The Eurovision Song Contest Was Once a Campy Joy – Yet It Has Transformed Into a Calculated Tool to Gloss Over Warfare.
A new acronym surfaced a few months into Israel’s bombardment of Gaza. Labeled WCNSF, it signifies “Wounded child, no surviving family”. This term is specific to Gaza, according to doctors including child health specialists. Normally, it is unusual for medical staff to care for a minor who has lost their whole family. Yet, there has been nothing “normal” about the devastating conflict in Gaza, where complete genealogies have been wiped out and the number of children who have lost limbs is greater than that of anywhere else in the world. Nothing ordinary in numerous doctors arriving back from a landscape of rubble with reports of children being systematically aimed at.
An Unimaginable Crisis Despite a Reported Truce
Gaza remains hell on earth. Vital medicines and equipment are being blocked those in need, and international watchdogs have stated that atrocities are continuing. The Israeli government disputes these allegations, just as it denies everything it is charged with. But while young survivors are now enduring frigid conditions in improvised encampments, there is a piece of uplifting information: nothing is going to stop the Eurovision song contest from advancing its professed goal of “unity and artistic sharing.” The contest will continue to roll out a welcoming platform for Israel, even though at least four European countries have now pulled out in protest. Because this, we are told, is what international harmony looks like.
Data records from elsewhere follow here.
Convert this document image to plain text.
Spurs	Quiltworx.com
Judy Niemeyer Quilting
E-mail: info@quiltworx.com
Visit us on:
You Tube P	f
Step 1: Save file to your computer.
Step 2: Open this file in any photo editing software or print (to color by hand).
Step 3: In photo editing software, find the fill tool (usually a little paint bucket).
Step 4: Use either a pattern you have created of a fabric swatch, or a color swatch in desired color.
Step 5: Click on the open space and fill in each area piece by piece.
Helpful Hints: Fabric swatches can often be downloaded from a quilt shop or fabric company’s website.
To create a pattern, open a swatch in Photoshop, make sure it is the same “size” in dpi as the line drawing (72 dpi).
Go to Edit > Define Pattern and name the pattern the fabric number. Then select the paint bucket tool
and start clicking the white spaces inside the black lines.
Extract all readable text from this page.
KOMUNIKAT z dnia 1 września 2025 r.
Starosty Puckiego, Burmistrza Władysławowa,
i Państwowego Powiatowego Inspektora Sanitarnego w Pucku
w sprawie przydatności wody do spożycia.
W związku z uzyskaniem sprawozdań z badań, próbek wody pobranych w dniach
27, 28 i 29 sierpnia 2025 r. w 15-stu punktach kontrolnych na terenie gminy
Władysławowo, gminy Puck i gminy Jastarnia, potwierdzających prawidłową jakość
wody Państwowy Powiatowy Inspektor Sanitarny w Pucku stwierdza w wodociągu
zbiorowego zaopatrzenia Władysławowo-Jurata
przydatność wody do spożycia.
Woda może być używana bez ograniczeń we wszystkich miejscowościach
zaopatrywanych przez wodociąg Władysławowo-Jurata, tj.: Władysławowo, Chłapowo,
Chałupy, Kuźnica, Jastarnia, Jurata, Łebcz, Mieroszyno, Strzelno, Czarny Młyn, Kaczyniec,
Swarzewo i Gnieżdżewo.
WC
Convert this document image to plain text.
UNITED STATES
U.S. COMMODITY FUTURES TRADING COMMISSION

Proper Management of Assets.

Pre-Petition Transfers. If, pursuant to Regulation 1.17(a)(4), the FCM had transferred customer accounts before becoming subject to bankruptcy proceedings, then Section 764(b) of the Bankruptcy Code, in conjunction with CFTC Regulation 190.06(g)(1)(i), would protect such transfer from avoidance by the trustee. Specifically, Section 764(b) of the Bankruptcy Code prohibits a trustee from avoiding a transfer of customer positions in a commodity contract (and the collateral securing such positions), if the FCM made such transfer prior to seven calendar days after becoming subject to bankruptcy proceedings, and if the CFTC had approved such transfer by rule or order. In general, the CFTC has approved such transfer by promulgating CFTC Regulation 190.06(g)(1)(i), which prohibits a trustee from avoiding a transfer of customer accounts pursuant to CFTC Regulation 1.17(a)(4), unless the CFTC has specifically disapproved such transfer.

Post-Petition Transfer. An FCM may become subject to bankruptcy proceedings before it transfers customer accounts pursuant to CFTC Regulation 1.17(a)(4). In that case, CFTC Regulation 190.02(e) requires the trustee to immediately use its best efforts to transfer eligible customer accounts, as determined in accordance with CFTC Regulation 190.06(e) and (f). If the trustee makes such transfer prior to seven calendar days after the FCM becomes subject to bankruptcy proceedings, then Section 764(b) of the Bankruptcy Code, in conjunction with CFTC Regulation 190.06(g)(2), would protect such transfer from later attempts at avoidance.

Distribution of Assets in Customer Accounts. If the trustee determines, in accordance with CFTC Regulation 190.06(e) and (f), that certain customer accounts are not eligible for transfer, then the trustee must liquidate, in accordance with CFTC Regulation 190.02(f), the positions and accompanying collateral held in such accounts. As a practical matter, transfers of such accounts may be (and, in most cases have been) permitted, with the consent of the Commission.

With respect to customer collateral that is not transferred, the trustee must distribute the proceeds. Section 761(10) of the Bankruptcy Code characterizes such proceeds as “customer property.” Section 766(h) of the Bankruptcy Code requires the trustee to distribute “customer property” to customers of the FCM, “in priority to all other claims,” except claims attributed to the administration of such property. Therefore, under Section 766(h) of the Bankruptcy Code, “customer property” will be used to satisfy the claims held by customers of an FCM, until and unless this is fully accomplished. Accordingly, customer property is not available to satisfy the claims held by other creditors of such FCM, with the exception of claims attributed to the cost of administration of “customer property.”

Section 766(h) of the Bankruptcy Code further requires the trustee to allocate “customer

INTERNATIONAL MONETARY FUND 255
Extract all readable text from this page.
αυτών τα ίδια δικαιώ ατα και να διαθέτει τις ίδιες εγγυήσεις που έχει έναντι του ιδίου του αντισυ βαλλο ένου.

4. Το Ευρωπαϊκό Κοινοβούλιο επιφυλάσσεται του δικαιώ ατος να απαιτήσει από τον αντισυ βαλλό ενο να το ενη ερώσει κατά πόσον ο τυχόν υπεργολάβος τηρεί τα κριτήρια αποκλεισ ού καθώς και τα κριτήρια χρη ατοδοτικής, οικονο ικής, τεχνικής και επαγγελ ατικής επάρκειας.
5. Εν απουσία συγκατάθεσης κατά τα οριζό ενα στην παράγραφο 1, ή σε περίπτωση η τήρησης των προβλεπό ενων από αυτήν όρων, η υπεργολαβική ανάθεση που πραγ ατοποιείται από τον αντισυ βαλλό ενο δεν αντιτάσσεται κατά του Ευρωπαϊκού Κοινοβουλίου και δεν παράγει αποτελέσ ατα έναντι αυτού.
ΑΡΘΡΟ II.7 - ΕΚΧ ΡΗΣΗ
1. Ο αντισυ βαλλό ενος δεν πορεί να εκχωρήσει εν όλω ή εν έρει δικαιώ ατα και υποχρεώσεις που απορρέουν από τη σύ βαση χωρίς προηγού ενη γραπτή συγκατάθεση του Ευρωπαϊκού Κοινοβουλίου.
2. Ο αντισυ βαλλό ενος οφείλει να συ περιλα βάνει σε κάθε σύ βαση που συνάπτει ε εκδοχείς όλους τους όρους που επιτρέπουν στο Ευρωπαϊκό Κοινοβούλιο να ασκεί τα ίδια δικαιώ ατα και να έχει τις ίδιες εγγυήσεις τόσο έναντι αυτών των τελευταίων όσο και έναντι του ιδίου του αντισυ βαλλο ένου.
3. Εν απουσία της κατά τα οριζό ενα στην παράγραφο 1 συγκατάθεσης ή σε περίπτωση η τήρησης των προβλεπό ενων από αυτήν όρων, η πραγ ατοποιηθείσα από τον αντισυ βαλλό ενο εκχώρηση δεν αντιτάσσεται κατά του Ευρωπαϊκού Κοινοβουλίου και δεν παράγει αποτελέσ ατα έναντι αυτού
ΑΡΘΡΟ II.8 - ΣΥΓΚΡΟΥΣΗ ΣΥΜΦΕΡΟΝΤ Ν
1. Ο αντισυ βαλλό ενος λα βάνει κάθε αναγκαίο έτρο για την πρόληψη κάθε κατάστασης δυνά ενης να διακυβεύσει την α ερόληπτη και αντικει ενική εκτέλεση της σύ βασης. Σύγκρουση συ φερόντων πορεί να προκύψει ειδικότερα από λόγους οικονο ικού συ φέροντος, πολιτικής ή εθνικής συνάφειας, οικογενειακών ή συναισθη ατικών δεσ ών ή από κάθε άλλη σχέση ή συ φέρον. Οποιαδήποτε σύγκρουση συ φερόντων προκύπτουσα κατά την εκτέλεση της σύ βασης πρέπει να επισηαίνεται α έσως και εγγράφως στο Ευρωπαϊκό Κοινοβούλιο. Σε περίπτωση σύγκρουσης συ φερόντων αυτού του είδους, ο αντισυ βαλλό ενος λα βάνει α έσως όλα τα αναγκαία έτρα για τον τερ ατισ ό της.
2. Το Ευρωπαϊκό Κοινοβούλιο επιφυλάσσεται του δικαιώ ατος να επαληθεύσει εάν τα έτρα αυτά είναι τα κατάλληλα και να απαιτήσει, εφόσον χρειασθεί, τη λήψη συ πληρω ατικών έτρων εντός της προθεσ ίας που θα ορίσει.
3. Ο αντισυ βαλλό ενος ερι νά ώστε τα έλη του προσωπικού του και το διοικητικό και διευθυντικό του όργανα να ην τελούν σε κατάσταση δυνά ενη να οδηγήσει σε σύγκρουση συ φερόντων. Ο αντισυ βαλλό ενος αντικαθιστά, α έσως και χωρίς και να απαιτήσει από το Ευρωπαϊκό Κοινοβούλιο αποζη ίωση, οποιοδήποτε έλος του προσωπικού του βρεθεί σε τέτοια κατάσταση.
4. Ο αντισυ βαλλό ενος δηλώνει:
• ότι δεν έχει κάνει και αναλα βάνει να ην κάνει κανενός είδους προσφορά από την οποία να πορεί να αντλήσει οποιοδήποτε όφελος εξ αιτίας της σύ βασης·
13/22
Eurovision, of course banned Russia from competing in 2022 over the “unprecedented crisis in Ukraine”. Yet the conflict in Gaza is completely different.
A Double Standard
Forget the fact that Israel was accused of irregular participation methods last year in what seems to have been an effort to politicise Eurovision. Forget the fact that a three-year-old girl was reportedly killed in Gaza recently. Pay no mind to the evidence that aggression from Israeli settlers and coerced removal in the West Bank have escalated. Forget the fact that global media are still blocked from freely reporting in Gaza. All of this, apparently, should be allowed to get in the way of Eurovision’s self-proclaimed spirit of unity.
The Pageant Proceeds Amidst Profound Human Cost
The contest reaches its seventieth anniversary next year – nearly twice the average life expectancy of someone in Gaza today. The broadcast will air, but it will likely never recapture the pure, unadulterated fun it historically embodied. An institution that once promoted togetherness has now become a cynical way to whitewash war.